Title: System-Level Techno-Economic & Environmental Design Optimization for Ocean Wave Energy

Abstract: Wave energy converters (WECs) can advance the global energy transition by harnessing ocean waves to produce clean power for utility grids and offshore activities. This presentation describes (1) a systems optimization framework to determine the ideal WEC design considering techno-economic viability and environmental impacts at the industry level; and (2) an implementation of the techno-economic portion of this optimization for one WEC concept.

The proposed framework combines aspects of multidisciplinary design optimization, control co-design, life cycle analysis, techno-economic analysis, and systems engineering to suggest a suite of value metrics, a process for metric weighting, and an integrated methodology for WEC design optimization. The process articulated here can generalize to other emerging energy technologies, ultimately advancing the decarbonization of the electricity sector.
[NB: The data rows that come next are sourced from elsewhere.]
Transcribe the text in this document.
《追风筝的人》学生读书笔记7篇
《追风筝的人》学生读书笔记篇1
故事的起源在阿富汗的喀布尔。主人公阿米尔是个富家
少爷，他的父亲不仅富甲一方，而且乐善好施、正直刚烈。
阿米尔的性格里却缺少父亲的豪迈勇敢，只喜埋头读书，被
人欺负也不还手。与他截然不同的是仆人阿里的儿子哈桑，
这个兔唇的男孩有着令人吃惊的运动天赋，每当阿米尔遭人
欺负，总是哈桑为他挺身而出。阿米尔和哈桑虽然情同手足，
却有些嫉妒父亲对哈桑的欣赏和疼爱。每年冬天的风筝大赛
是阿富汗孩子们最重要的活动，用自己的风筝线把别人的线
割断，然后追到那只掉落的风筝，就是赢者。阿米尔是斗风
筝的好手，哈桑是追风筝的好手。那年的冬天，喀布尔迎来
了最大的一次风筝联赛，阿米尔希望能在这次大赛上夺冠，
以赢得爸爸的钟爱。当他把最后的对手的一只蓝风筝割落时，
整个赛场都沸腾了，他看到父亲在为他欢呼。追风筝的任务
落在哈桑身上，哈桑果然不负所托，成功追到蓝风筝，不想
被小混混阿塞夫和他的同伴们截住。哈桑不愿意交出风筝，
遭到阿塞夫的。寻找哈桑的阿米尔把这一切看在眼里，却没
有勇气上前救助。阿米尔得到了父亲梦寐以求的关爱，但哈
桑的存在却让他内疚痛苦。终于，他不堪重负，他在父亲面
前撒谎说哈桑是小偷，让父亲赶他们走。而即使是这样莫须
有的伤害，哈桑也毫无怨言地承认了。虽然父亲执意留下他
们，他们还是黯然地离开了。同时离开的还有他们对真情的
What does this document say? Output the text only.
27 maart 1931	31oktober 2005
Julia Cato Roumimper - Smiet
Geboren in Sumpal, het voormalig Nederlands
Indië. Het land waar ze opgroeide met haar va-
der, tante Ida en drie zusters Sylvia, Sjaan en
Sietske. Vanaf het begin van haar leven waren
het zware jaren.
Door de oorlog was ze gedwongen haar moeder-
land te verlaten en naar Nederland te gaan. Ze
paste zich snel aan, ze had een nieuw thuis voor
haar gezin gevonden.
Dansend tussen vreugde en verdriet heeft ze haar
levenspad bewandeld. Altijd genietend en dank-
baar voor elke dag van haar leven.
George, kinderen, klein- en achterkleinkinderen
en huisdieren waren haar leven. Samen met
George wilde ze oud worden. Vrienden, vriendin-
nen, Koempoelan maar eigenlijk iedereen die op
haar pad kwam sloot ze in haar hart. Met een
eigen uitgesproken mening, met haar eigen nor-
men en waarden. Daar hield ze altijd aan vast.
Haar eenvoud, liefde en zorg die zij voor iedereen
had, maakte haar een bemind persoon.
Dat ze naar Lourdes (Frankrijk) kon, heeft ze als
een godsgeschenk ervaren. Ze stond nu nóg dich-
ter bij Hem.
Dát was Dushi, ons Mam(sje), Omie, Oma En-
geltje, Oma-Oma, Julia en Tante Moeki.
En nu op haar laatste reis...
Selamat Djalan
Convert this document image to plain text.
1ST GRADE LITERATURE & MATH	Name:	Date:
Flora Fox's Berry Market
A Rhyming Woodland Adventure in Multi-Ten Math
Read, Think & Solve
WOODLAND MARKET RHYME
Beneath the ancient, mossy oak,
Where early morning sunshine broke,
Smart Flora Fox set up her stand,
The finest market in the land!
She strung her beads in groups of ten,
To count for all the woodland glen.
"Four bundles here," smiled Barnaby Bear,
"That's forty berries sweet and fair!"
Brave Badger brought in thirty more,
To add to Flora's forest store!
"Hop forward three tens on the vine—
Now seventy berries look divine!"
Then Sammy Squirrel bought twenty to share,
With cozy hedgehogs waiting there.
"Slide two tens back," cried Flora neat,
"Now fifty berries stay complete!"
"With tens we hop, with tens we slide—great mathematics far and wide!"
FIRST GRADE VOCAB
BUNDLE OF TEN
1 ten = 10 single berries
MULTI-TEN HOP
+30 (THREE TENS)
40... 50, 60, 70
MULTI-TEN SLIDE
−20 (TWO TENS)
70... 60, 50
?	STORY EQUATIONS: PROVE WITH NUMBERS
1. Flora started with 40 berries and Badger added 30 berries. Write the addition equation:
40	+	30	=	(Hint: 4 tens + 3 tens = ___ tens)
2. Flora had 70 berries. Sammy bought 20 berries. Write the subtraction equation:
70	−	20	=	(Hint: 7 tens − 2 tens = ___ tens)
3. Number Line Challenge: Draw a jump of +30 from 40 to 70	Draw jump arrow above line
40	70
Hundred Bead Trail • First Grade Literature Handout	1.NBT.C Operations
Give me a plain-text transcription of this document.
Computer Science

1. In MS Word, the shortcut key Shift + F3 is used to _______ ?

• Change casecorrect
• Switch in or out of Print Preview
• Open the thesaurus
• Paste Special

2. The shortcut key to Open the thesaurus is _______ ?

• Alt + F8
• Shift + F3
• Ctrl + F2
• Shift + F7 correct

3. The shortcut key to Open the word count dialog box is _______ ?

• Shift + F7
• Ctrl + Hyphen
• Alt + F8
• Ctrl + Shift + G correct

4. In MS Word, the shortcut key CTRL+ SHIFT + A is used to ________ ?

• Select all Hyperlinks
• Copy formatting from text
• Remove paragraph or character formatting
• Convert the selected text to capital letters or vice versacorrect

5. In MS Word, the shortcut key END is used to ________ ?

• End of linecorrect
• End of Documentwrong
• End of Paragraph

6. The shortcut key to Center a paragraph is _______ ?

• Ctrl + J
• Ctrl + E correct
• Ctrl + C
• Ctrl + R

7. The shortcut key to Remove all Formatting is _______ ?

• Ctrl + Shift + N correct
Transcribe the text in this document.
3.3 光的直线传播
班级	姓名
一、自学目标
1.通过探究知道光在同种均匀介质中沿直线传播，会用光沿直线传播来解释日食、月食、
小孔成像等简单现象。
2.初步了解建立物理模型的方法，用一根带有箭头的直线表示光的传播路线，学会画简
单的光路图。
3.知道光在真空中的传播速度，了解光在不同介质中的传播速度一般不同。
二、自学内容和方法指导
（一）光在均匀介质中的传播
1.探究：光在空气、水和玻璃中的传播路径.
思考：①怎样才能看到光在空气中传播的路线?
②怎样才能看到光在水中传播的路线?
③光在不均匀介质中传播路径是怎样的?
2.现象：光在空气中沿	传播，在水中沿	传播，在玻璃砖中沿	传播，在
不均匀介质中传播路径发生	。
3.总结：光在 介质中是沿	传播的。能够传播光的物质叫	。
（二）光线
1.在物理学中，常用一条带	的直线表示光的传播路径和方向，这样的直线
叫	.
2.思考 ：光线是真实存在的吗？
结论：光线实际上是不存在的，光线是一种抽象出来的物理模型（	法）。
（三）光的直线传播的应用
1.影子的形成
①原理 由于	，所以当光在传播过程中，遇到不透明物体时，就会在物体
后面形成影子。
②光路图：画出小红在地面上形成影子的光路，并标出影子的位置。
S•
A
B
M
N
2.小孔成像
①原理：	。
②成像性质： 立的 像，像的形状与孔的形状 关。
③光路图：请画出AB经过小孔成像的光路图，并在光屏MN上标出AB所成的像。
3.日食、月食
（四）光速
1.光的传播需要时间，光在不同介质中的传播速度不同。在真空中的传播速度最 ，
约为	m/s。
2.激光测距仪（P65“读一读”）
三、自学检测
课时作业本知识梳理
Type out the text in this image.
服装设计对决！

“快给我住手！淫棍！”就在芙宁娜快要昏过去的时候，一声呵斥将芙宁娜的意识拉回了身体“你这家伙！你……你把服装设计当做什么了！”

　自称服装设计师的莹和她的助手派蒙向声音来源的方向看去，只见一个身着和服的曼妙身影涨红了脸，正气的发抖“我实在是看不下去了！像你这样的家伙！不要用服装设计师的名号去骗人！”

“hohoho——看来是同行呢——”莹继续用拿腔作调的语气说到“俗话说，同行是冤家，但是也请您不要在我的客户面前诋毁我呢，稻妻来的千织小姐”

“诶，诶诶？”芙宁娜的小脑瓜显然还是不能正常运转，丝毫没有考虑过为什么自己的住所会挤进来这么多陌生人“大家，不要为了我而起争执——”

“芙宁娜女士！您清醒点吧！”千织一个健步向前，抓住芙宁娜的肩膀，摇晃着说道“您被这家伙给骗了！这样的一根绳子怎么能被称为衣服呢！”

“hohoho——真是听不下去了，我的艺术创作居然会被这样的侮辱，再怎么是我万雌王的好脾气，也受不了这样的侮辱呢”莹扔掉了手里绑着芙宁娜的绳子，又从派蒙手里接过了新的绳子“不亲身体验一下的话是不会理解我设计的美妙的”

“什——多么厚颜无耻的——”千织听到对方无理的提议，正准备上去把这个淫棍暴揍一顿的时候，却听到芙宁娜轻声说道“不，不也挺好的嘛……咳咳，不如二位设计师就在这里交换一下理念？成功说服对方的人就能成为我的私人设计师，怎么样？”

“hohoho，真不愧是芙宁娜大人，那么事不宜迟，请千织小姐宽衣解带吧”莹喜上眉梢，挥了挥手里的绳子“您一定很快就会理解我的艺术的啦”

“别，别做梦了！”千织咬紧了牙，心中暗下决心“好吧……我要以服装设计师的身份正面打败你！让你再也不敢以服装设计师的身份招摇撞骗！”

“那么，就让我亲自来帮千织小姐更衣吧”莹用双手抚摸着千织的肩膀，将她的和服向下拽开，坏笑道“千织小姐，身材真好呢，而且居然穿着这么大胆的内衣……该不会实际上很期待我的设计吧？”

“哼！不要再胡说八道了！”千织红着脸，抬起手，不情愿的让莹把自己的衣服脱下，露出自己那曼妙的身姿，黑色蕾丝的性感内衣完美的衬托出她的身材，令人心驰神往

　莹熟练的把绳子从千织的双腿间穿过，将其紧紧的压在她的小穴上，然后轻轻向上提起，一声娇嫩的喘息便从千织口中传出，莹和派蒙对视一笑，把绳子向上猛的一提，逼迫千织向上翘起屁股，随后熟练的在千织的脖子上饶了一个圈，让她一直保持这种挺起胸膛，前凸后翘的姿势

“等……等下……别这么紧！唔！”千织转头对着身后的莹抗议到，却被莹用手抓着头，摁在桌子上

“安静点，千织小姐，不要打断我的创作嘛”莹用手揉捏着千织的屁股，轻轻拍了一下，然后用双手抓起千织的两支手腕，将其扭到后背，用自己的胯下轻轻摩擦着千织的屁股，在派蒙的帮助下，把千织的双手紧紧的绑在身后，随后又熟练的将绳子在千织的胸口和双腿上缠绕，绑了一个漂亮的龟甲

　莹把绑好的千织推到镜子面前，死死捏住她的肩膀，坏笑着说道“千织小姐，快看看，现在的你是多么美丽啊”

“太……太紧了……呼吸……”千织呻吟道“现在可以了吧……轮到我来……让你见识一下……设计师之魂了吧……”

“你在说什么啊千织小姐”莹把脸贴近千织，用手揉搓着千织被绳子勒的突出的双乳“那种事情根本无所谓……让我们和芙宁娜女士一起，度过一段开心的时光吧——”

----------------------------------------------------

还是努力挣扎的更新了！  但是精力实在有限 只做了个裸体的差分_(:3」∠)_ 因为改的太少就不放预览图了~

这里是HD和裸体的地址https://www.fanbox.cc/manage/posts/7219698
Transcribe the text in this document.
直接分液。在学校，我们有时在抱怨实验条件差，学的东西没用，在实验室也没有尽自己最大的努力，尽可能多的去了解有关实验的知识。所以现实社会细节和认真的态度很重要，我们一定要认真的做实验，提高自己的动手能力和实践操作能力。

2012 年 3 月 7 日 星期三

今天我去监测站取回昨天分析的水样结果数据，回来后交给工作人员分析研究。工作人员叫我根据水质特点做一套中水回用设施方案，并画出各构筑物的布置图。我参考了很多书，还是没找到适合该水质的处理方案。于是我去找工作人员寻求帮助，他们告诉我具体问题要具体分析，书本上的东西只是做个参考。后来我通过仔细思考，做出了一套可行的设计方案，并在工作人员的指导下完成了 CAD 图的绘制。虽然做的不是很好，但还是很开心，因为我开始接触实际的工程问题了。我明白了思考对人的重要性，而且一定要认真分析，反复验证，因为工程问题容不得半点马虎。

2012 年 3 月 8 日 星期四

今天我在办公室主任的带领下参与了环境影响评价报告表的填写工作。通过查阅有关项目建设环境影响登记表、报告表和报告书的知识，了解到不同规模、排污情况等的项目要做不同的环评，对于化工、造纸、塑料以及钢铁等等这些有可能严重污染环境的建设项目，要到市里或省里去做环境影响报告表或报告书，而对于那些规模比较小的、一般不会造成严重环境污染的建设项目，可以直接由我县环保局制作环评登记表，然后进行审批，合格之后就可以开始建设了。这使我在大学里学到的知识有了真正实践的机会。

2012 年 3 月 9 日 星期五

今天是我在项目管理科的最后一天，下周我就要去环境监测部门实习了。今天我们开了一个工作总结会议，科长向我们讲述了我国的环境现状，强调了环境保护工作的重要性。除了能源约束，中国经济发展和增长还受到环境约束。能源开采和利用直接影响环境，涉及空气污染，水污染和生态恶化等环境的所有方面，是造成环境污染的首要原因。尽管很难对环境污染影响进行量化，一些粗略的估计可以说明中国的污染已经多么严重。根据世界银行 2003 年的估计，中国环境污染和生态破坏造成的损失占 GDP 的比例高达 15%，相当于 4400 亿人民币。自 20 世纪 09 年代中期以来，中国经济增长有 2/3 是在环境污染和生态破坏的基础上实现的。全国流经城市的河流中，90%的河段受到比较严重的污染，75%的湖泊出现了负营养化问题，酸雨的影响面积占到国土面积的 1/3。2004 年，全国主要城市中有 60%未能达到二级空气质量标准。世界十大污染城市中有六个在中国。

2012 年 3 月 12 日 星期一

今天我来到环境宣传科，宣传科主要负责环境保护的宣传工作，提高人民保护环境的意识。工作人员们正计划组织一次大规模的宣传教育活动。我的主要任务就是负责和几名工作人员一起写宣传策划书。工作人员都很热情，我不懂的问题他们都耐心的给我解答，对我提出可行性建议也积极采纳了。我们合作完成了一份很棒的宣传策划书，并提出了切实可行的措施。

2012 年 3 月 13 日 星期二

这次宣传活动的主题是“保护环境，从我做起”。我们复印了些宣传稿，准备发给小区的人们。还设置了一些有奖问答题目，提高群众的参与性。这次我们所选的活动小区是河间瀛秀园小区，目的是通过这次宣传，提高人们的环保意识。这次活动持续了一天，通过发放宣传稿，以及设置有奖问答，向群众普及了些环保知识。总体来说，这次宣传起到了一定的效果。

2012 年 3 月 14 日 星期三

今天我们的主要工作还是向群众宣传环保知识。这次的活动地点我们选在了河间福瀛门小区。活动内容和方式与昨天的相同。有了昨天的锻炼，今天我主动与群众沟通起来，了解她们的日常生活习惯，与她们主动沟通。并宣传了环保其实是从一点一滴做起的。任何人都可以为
The implementation section presents results for the multiobjective optimization of a two-body point absorber WEC design benchmark. The geometry and controller parameters are optimized using sequential quadratic programming to minimize the levelized cost of energy and the coefficient of variation of power. Parameter sensitivities and a Pareto tradeoff curve are shown. Two different hydrodynamic methods are compared: an accurate analytical solution to the 3D boundary value problem using Bessel functions, and a simplified analytical solution that approximates wave diffraction. Structural loads and controller force saturation are taken into account, and the implications for WEC design are discussed.